The organization started back in 1943. The governor, William Wills, set up what he called the Vermont Postwar Planning Council. They wanted to make sure that Vermont was ready at the end of World War II for Vermonters coming back from the military. One of the committees was an education committee. He'd called college leaders together. They met, discussed some things and decided that it would be really beneficial for them to work on all these issues together. The following February, February 29, 1944, they got together and met at the Montpelier Tavern, which is now Capitol Plaza, and founded the organization. We are 60 years old. Last year we had our annual meeting at the Capitol Plaza to celebrate our 60th anniversary.

In the beginning it was largely social. They met a couple of times a year and talked over different things. Gradually, it has evolved. We have a number of committees now. One of our presidents, 10 years ago, said that everything we do can be listed in three categories: improve, promote and protect. So whenever we're doing something, we check to see if it follows in one of these categories.

I became interested in the organization when I worked at both an independent and a public college here in Vermont. We'd been out in Arizona for a while where I worked at a college, and then moved back. The association was advertising for someone, and I applied. I had also worked in Denver, CO where I ran a statewide association for librarians. Since I'd done that and because I had worked with both a public and private college, they hired me, and I'm now in my 17th year.

VBM: Now VHEC isn't a state organization, is it? It's private?

Englese: Right. It's a private organization.

VBM: So how is it funded?

Englese: Dues.

VBM: So all the colleges pay dues and out of that comes your salary, and so on?

Englese: Right. Expenses, travel.

VBM: How many employees are there besides yourself?

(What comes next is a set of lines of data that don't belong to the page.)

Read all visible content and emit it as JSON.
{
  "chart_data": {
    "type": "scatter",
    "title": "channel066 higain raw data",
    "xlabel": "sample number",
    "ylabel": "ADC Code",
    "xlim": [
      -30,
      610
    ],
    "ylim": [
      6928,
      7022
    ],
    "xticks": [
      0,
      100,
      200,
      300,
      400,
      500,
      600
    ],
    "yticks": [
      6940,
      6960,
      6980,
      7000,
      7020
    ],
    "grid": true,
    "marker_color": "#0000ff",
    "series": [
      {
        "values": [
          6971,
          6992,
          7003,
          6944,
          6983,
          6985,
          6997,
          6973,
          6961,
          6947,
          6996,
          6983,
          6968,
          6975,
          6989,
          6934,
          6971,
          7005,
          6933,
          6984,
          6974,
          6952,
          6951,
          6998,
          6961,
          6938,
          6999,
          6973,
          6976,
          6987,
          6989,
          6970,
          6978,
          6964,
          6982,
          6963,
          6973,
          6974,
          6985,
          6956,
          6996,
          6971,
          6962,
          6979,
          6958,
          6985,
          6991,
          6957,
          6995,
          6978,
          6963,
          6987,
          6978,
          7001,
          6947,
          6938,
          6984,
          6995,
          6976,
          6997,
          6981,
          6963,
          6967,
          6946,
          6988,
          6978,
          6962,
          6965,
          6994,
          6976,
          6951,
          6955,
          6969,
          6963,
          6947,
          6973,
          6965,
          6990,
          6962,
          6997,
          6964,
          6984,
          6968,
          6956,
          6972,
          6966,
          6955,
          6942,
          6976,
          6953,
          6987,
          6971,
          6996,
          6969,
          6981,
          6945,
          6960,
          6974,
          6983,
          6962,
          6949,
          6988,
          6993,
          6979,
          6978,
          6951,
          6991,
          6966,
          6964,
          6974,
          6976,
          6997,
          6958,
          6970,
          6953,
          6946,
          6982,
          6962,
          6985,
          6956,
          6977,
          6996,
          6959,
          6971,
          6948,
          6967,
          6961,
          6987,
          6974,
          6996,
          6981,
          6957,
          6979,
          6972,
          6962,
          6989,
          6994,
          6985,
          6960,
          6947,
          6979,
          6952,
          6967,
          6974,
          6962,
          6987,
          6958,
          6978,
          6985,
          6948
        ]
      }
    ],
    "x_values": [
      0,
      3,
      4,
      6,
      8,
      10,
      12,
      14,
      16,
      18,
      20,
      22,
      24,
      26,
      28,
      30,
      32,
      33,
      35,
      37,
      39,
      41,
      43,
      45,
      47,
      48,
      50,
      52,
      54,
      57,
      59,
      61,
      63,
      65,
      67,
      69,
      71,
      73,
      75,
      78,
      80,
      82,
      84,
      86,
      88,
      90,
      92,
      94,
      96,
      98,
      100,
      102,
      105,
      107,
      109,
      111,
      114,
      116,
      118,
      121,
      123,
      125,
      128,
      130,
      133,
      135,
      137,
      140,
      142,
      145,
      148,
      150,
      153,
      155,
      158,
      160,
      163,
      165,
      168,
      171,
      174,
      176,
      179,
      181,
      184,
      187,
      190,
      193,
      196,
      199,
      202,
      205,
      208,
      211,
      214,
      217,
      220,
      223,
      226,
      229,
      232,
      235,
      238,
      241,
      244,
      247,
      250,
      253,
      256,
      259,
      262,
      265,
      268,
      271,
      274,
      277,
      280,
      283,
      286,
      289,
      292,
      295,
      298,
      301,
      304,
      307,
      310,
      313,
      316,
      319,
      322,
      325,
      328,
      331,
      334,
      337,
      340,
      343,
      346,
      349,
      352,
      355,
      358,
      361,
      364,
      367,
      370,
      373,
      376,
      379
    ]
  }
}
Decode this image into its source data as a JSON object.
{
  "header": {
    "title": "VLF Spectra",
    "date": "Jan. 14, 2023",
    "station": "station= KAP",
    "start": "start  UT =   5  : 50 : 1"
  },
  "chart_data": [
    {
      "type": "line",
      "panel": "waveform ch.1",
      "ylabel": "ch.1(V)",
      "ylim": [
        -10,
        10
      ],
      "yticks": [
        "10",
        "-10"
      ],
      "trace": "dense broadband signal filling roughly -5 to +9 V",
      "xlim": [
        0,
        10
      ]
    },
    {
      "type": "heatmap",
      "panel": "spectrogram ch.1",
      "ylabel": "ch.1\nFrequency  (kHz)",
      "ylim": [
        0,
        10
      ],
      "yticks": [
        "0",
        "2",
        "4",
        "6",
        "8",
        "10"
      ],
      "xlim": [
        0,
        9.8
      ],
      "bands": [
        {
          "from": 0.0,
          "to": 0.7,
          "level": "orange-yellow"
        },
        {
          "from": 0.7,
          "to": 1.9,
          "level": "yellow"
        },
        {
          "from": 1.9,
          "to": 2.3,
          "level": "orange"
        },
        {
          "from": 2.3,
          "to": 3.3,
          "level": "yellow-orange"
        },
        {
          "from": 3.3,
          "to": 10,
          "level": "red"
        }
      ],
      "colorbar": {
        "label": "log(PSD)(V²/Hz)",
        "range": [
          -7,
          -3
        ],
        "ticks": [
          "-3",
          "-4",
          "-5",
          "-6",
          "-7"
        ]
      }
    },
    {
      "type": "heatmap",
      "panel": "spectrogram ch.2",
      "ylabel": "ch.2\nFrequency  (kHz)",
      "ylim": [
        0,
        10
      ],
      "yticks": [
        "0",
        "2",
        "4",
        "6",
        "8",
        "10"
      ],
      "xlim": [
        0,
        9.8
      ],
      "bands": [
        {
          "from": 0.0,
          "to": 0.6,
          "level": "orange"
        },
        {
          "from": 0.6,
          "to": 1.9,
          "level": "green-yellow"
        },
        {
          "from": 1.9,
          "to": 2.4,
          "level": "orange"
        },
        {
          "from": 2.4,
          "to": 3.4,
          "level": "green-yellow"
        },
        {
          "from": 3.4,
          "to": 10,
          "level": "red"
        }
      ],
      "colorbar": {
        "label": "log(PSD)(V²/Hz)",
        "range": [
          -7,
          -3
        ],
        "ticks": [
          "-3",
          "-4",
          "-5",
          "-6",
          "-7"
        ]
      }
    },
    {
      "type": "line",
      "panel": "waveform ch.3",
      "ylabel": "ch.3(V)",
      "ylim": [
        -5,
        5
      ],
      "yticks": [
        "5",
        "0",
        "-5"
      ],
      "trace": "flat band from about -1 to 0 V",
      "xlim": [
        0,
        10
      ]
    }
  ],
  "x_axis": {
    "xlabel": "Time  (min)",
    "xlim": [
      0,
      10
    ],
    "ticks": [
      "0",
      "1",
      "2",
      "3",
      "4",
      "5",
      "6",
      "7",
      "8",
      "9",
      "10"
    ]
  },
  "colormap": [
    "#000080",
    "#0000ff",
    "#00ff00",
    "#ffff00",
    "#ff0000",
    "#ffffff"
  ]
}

Englese: Just me, and I'm not full time. I work 30 hours a week. We have some independent contractors who, at an hourly rate, do the web site and help me with some office mailings and publications. But we have amazing volunteers. The presidents serve as chairs of committees. People from the college's serve on committees. The work of the organization would be absolutely impossible without so many volunteers from all of the colleges. Because they believe in what this is and that together, they can be better than if they worked at it separately.

We're the only state, according to the American Council on Education, that has the one organization that all of the colleges belong to. All of the colleges in Vermont belong to VHEC.

VBM: You may not have a typical week, but what typically do you do in the course of the week?

Englese: Oh boy. It would depend on the time of the year. During the academic year, there are probably more things going on and the committees are more active, whereas in the summer it's a little bit less active. I get calls from the committees, I get calls from the public asking me where they can find information about a college. I might be doing something with the State Department on Marketing. Or we do a lot of things on certification of new out-of-state schools that apply here as well. I couldn't say that there's a typical week. That's why I've liked the job so much. Every week, it's different. Every year, there's a different president of the Association. So every year has sort of a different flavor.

VBM: So you have a web site and publications that you put out?

Englese: We actually have two web sites. We have an organizational web site, and then there's a group that is actually one of our committees, called the Consortium of Vermont Colleges, that's made up of all the admissions directors, and they have a web site where they do a lot of joint promotion and out-of-state recruiting of traditional age students. They also have a bus tour for out-of-state guidance counselors every year. That's where we bring in about 40 guidance counselors from schools around the country and they spend a week visiting colleges in Vermont. The consor tium also does this publication, which is called a viewbook, and it has a full page for each school. this is mailed out to about 4000 guidance counselors each fall. We use it also to promote the bus tour.